[07/abril/2026]
Sanaá - Saba:
Ante la escalada de la agresión estadounidense e israelí contra la República Islámica de Irán y las amenazas conjuntas del criminal Trump, la firmeza iraní se erige como un pilar fundamental contra el que se han estrellado las apuestas de la "hegemonía unipolar". Esta firmeza se sustenta en una postura oficial y popular yemení sin precedentes, que ha trascendido los límites de la solidaridad política para convertirse en una "unidad de frentes".
Las amenazas de Trump de ampliar el alcance del conflicto y usar fuerza militar excesiva contra el pueblo iraní, que ha reiterado durante dos semanas, constituyen una amenaza directa a la paz y la seguridad internacionales. Esto ha generado una postura firme y unificada por parte del eje de la resistencia.
Ante la realidad sobre el terreno, resulta evidente que las amenazas de Trump no han logrado disuadir al eje de la resistencia de defender la soberanía e independencia de su pueblo. Por el contrario, han tenido un efecto contraproducente, generando repercusiones internas en la sociedad estadounidense y un aumento del rechazo popular a sus políticas "descabelladas", que ponen en peligro los intereses de Washington y Europa al servicio de la agenda sionista.
En los últimos meses, la República Islámica de Irán ha demostrado la eficacia de su estrategia de disuasión, vigente desde hace décadas, a pesar de la brutalidad de la agresión estadounidense-israelí y los ataques directos contra su infraestructura y los pilares del desarrollo industrial y económico en general, además de los atroces crímenes cometidos contra el pueblo iraní.
En respuesta, la Guardia Revolucionaria Islámica y las Fuerzas Armadas iraníes han demostrado una notable capacidad de represalia militar, llevando a cabo una serie de operaciones de alta calidad contra bases estadounidenses en la región y en el interior de los territorios ocupados por Israel. La más reciente fue la "masacre aérea", que el enemigo reconoció recientemente.
La cohesión social y la unidad del pueblo iraní en torno a su liderazgo han obrado un milagro que ha asombrado tanto a amigos como a enemigos, frustrando los intentos de la administración estadounidense de involucrar a los grupos étnicos en Irán mediante la apertura de un frente interno que aumentaría las posibilidades de atacar al régimen iraní y desestabilizar la seguridad y la estabilidad.
La participación de Yemen en la batalla junto al Eje de la Resistencia llegó en el momento oportuno. No se limitó a emitir declaraciones diplomáticas; por el contrario, las fuerzas armadas yemeníes encarnaron el principio de "destino compartido" a través de sus operaciones militares en coordinación con la Guardia Revolucionaria Iraní y la Resistencia Islámica en el Líbano, utilizando misiles de crucero y drones.
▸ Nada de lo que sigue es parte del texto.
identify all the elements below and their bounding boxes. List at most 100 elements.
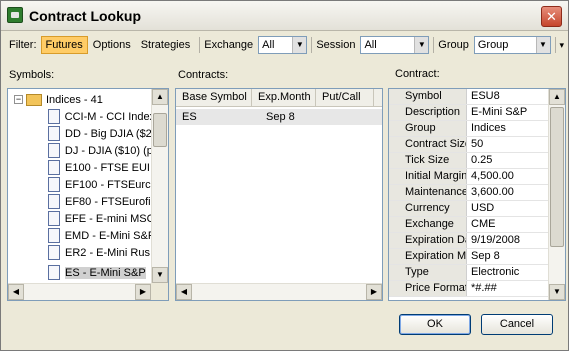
session-label: Session bbox=[316, 39, 356, 51]
scroll-right-icon[interactable]: ▶ bbox=[135, 284, 151, 300]
scroll-down-icon[interactable]: ▼ bbox=[152, 267, 168, 283]
property-row[interactable]: Symbol ESU8 bbox=[389, 89, 553, 105]
tree-item[interactable]: EF80 - FTSEurofi bbox=[48, 193, 152, 210]
filter-toolbar: Filter: Futures Options Strategies Excha… bbox=[5, 34, 564, 56]
folder-icon bbox=[26, 93, 42, 106]
contract-icon bbox=[48, 211, 60, 226]
property-key: Price Format bbox=[401, 281, 467, 296]
filter-options-button[interactable]: Options bbox=[88, 36, 136, 54]
property-row[interactable]: Exchange CME bbox=[389, 217, 553, 233]
contracts-label: Contracts: bbox=[178, 69, 229, 81]
contract-icon bbox=[48, 109, 60, 124]
property-value: 9/19/2008 bbox=[471, 234, 520, 246]
property-value: USD bbox=[471, 202, 495, 214]
column-header-exp-month[interactable]: Exp.Month bbox=[252, 89, 316, 106]
toolbar-separator bbox=[199, 37, 201, 53]
filter-strategies-button[interactable]: Strategies bbox=[136, 36, 196, 54]
scrollbar-thumb[interactable] bbox=[153, 113, 167, 147]
toolbar-separator bbox=[433, 37, 435, 53]
property-key: Group bbox=[401, 121, 467, 136]
property-key: Contract Size bbox=[401, 137, 467, 152]
property-row[interactable]: Price Format *#.## bbox=[389, 281, 553, 297]
ok-button[interactable]: OK bbox=[399, 314, 471, 335]
contract-icon bbox=[48, 143, 60, 158]
tree-item[interactable]: DJ - DJIA ($10) (p bbox=[48, 142, 152, 159]
contracts-grid-row[interactable]: ES Sep 8 bbox=[176, 109, 382, 125]
scroll-up-icon[interactable]: ▲ bbox=[152, 89, 168, 105]
toolbar-overflow-icon[interactable]: ▾ bbox=[559, 40, 564, 51]
property-value: 4,500.00 bbox=[471, 170, 514, 182]
column-header-put-call[interactable]: Put/Call bbox=[316, 89, 374, 106]
scroll-left-icon[interactable]: ◀ bbox=[176, 284, 192, 300]
scrollbar-corner bbox=[151, 283, 168, 300]
chevron-down-icon[interactable]: ▼ bbox=[414, 37, 429, 53]
scroll-right-icon[interactable]: ▶ bbox=[366, 284, 382, 300]
tree-item[interactable]: EMD - E-Mini S&F bbox=[48, 227, 152, 244]
scroll-down-icon[interactable]: ▼ bbox=[549, 284, 565, 300]
tree-item[interactable]: ER2 - E-Mini Rus bbox=[48, 244, 152, 261]
property-row[interactable]: Description E-Mini S&P bbox=[389, 105, 553, 121]
property-value: *#.## bbox=[471, 282, 497, 294]
tree-item[interactable]: EFE - E-mini MSC bbox=[48, 210, 152, 227]
group-select[interactable]: Group ▼ bbox=[473, 36, 551, 54]
contracts-grid-header: Base Symbol Exp.Month Put/Call bbox=[176, 89, 382, 107]
property-value: Sep 8 bbox=[471, 250, 500, 262]
contracts-grid[interactable]: Base Symbol Exp.Month Put/Call ES Sep 8 … bbox=[175, 88, 383, 301]
toolbar-separator bbox=[311, 37, 313, 53]
tree-item-label: EFE - E-mini MSC bbox=[64, 212, 152, 225]
scroll-left-icon[interactable]: ◀ bbox=[8, 284, 24, 300]
contract-lookup-window: Contract Lookup ✕ Filter: Futures Option… bbox=[0, 0, 569, 351]
tree-item[interactable]: E100 - FTSE EUI bbox=[48, 159, 152, 176]
cancel-button[interactable]: Cancel bbox=[481, 314, 553, 335]
symbols-horizontal-scrollbar[interactable]: ◀ ▶ bbox=[8, 283, 151, 300]
exchange-label: Exchange bbox=[204, 39, 254, 51]
filter-label: Filter: bbox=[9, 39, 37, 51]
tree-item[interactable]: CCI-M - CCI Index bbox=[48, 108, 152, 125]
property-row[interactable]: Expiration Da 9/19/2008 bbox=[389, 233, 553, 249]
property-row[interactable]: Currency USD bbox=[389, 201, 553, 217]
contract-icon bbox=[48, 245, 60, 260]
symbols-tree[interactable]: − Indices - 41 CCI-M - CCI Index DD - Bi… bbox=[7, 88, 169, 301]
symbols-vertical-scrollbar[interactable]: ▲ ▼ bbox=[151, 89, 168, 283]
property-row[interactable]: Type Electronic bbox=[389, 265, 553, 281]
close-icon: ✕ bbox=[546, 9, 557, 24]
property-row[interactable]: Tick Size 0.25 bbox=[389, 153, 553, 169]
tree-node-indices[interactable]: − Indices - 41 bbox=[14, 91, 103, 108]
property-row[interactable]: Group Indices bbox=[389, 121, 553, 137]
tree-item-label: EF80 - FTSEurofi bbox=[65, 195, 151, 208]
property-row[interactable]: Initial Margin 4,500.00 bbox=[389, 169, 553, 185]
scrollbar-thumb[interactable] bbox=[550, 107, 564, 247]
exchange-select[interactable]: All ▼ bbox=[258, 36, 308, 54]
collapse-icon[interactable]: − bbox=[14, 95, 23, 104]
property-row[interactable]: Contract Size 50 bbox=[389, 137, 553, 153]
title-bar[interactable]: Contract Lookup ✕ bbox=[1, 1, 568, 31]
filter-futures-button[interactable]: Futures bbox=[40, 36, 88, 54]
property-row[interactable]: Expiration Mo Sep 8 bbox=[389, 249, 553, 265]
chevron-down-icon[interactable]: ▼ bbox=[292, 37, 307, 53]
contracts-horizontal-scrollbar[interactable]: ◀ ▶ bbox=[176, 283, 382, 300]
group-label: Group bbox=[438, 39, 469, 51]
cell-base-symbol: ES bbox=[182, 111, 197, 123]
tree-item-label: EF100 - FTSEurc bbox=[65, 178, 151, 191]
contract-label: Contract: bbox=[395, 68, 440, 80]
column-header-base-symbol[interactable]: Base Symbol bbox=[176, 89, 252, 106]
tree-item-label: E100 - FTSE EUI bbox=[65, 161, 150, 174]
tree-item[interactable]: EF100 - FTSEurc bbox=[48, 176, 152, 193]
chevron-down-icon[interactable]: ▼ bbox=[535, 37, 550, 53]
property-key: Tick Size bbox=[401, 153, 467, 168]
tree-item-selected[interactable]: ES - E-Mini S&P bbox=[48, 264, 152, 281]
tree-item[interactable]: DD - Big DJIA ($2 bbox=[48, 125, 152, 142]
property-row[interactable]: Maintenance 3,600.00 bbox=[389, 185, 553, 201]
session-select[interactable]: All ▼ bbox=[360, 36, 430, 54]
tree-item-label: CCI-M - CCI Index bbox=[64, 110, 152, 123]
property-key: Type bbox=[401, 265, 467, 280]
tree-item-label: ES - E-Mini S&P bbox=[65, 266, 146, 279]
scroll-up-icon[interactable]: ▲ bbox=[549, 89, 565, 105]
toolbar-separator bbox=[554, 37, 556, 53]
property-key: Maintenance bbox=[401, 185, 467, 200]
property-value: Indices bbox=[471, 122, 506, 134]
contract-properties[interactable]: Symbol ESU8 Description E-Mini S&P Group In… bbox=[388, 88, 566, 301]
close-button[interactable]: ✕ bbox=[541, 6, 562, 27]
properties-vertical-scrollbar[interactable]: ▲ ▼ bbox=[548, 89, 565, 300]
tree-node-label: Indices - 41 bbox=[46, 93, 103, 106]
Esto confirma la firmeza de la postura de Yemen en defensa de las causas de la nación, principalmente la causa palestina.
El impulso popular en Yemen ha desempeñado un papel activo y destacado al mostrar solidaridad con el pueblo palestino y su justa causa, y al apoyar a Hezbolá en el Líbano y la República Islámica de Irán. Las manifestaciones semanales de millones de yemeníes en la capital, Saná, y en las provincias, no son sino una confirmación del destino compartido del Eje de la Resistencia en su lucha contra las conspiraciones del autodenominado "Gran Israel".
La firmeza de Irán y Yemen frente a las fuerzas hegemónicas y arrogantes, lideradas por Estados Unidos, Israel y sus aliados regionales, ha forjado una nueva realidad regional e internacional. Esta realidad se caracteriza por la ruptura de la hegemonía y la demostración del fracaso del poder militar occidental para someter a los pueblos libres. El Eje de la Resistencia se ha transformado de una alianza política en una fuerza militar regional plenamente integrada, que gestiona el teatro de operaciones con total coordinación.
En resumen, los acontecimientos y desarrollos que se están produciendo en la región están reescribiendo su historia. La alianza de resistencia entre Yemen, Irán y Hezbolá demuestra que la voluntad del pueblo y el poder de la verdad son más fuertes que la tecnología de la destrucción, y que el futuro de la región será construido por su propio pueblo, no por decisiones impuestas desde el extranjero.